The discriminant d of a quaternary quadratic form

f = f11 x1^2 + f22 x2^2 + f33 x3^2 + f44 x4^2
+ f12 x1 x2 + f13 x1 x3 + f23 x2 x3 + f14 x1 x4 + f24 x2 x4 + f34 x3 x4

where the coefficients f11, f12, ..., f44 are integers, is defined to be the determinant of the associated matrix F =

[ 2f11   f12   f13   f14 ]
[ f12   2f22   f23   f24 ]
[ f13   f23   2f33   f34 ]
[ f14   f24   f34   2f44 ]

Then d is an integer congruent to 0 or 1 mod 4.

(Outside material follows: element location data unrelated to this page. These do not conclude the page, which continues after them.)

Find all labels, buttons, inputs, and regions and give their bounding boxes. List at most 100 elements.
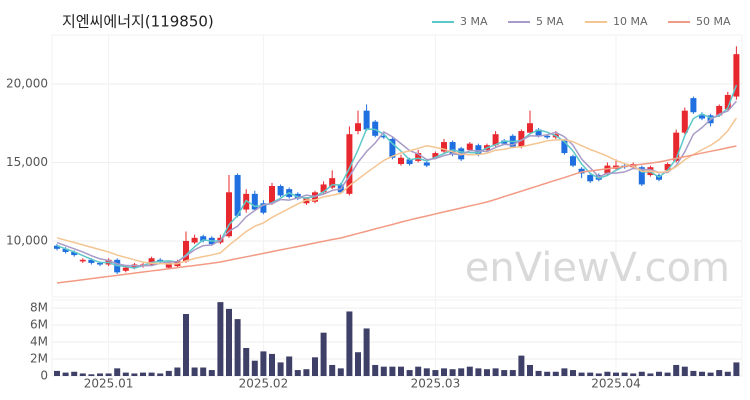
volume-bar xyxy=(234,319,241,376)
volume-bar xyxy=(303,369,310,376)
y-tick-label: 15,000 xyxy=(6,155,48,169)
legend-label: 50 MA xyxy=(696,15,731,28)
volume-bar xyxy=(707,372,714,376)
candle-body xyxy=(260,203,267,213)
x-tick-label: 2025.03 xyxy=(411,377,461,391)
candle-body xyxy=(200,236,207,241)
volume-bar xyxy=(329,364,336,376)
candle-body xyxy=(251,193,258,210)
volume-bar xyxy=(243,347,250,376)
x-tick-label: 2025.02 xyxy=(239,377,289,391)
volume-bar xyxy=(97,373,103,376)
candle-body xyxy=(389,138,396,158)
volume-bar xyxy=(174,367,181,376)
volume-bar xyxy=(621,372,628,376)
volume-bar xyxy=(346,311,353,376)
volume-bar xyxy=(105,373,112,376)
volume-bar xyxy=(88,374,95,376)
ma-line xyxy=(56,117,738,265)
candle-body xyxy=(79,259,86,262)
volume-bar xyxy=(475,368,482,376)
candle-body xyxy=(535,129,542,136)
candle-body xyxy=(432,153,439,158)
candle-body xyxy=(183,240,189,262)
volume-bar xyxy=(62,372,69,376)
candle-body xyxy=(97,262,103,265)
volume-bar xyxy=(552,371,559,376)
candle-body xyxy=(475,145,482,155)
candle-body xyxy=(277,186,284,196)
candle-body xyxy=(527,123,533,133)
volume-bar xyxy=(535,370,542,376)
volume-bar xyxy=(441,368,447,376)
volume-bar xyxy=(509,370,516,376)
candle-body xyxy=(165,262,172,268)
legend-label: 3 MA xyxy=(460,15,488,28)
candle-body xyxy=(466,143,473,150)
volume-bar xyxy=(570,370,576,376)
volume-bar xyxy=(406,370,413,376)
watermark: enViewV.com xyxy=(465,245,730,291)
y-tick-label: 10,000 xyxy=(6,233,48,247)
volume-bar xyxy=(604,371,611,376)
volume-bar xyxy=(716,370,723,376)
candle-body xyxy=(62,248,69,252)
y-tick-label: 0 xyxy=(40,369,48,383)
candle-body xyxy=(71,251,78,256)
candle-body xyxy=(638,167,645,185)
candle-body xyxy=(561,140,568,154)
volume-bar xyxy=(165,370,172,376)
volume-bar xyxy=(484,369,490,376)
volume-bar xyxy=(54,370,60,376)
volume-bar xyxy=(578,372,585,376)
candle-body xyxy=(587,175,594,182)
candle-body xyxy=(578,168,585,174)
candle-body xyxy=(269,186,275,204)
ma-line xyxy=(56,145,737,284)
candle-body xyxy=(570,156,576,166)
volume-bar xyxy=(389,366,396,376)
volume-bar xyxy=(501,370,508,376)
volume-bar xyxy=(690,370,697,376)
candle-body xyxy=(699,115,705,119)
candle-body xyxy=(157,259,164,262)
candle-body xyxy=(544,135,551,138)
volume-bar xyxy=(122,372,129,376)
candle-body xyxy=(88,259,95,263)
candle-body xyxy=(664,164,671,171)
volume-bar xyxy=(492,368,499,376)
candle-body xyxy=(234,175,241,216)
candle-body xyxy=(122,267,129,271)
volume-bar xyxy=(294,370,301,376)
volume-bar xyxy=(638,371,645,376)
volume-bar xyxy=(208,370,215,376)
volume-bar xyxy=(320,332,327,376)
volume-bar xyxy=(595,373,602,376)
volume-bar xyxy=(613,372,619,376)
candle-body xyxy=(380,135,387,138)
candle-body xyxy=(441,142,447,152)
candle-body xyxy=(518,131,525,147)
candle-body xyxy=(226,192,232,237)
volume-bar xyxy=(114,368,121,376)
volume-bar xyxy=(647,373,654,376)
volume-bar xyxy=(363,328,370,376)
candle-body xyxy=(681,110,688,133)
candle-body xyxy=(303,198,310,204)
candle-body xyxy=(415,153,422,161)
volume-bar xyxy=(656,371,662,376)
volume-bar xyxy=(312,357,318,376)
candle-body xyxy=(501,140,508,144)
volume-bar xyxy=(432,370,439,376)
volume-bar xyxy=(79,373,86,376)
volume-bar xyxy=(191,367,198,376)
volume-bar xyxy=(337,368,344,376)
ma-line xyxy=(56,100,737,267)
candle-body xyxy=(398,157,404,165)
volume-bar xyxy=(131,373,138,376)
volume-bar xyxy=(226,308,232,376)
candle-body xyxy=(733,54,740,97)
y-tick-label: 4M xyxy=(30,335,48,349)
volume-bar xyxy=(398,366,404,376)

In the discriminant tables there is one line for each form, containing 17 entries:

d   g   f11   f22   f33   f44   f12   f13   f23   f14   f24   f34   H   N   G   m1   m2

where
d = discriminant,
g = number of genus to which f belongs,
f11 ... f34 are the coefficients,
H = Hasse symbol at all primes p dividing 2d, in increasing order of p (using 10 characters),
N = level of   f = smallest N such that N F^(-1) has integer entries and even diagonal entries,
G = number of automorphisms of   f,
m1/m2 = the total mass of this genus

As a check, the sum of 1/G over all forms with the same first two entries (i.e. the same genus) should equal m1/m2

The two genera files give further information about each genus. For each discriminant d and each genus, there is a line for each prime p dividing 2d, giving the p-adic density, and a p-adic Jordan splitting for the first form listed in the genus.

See Nipp's book mentioned above for further information about these tables.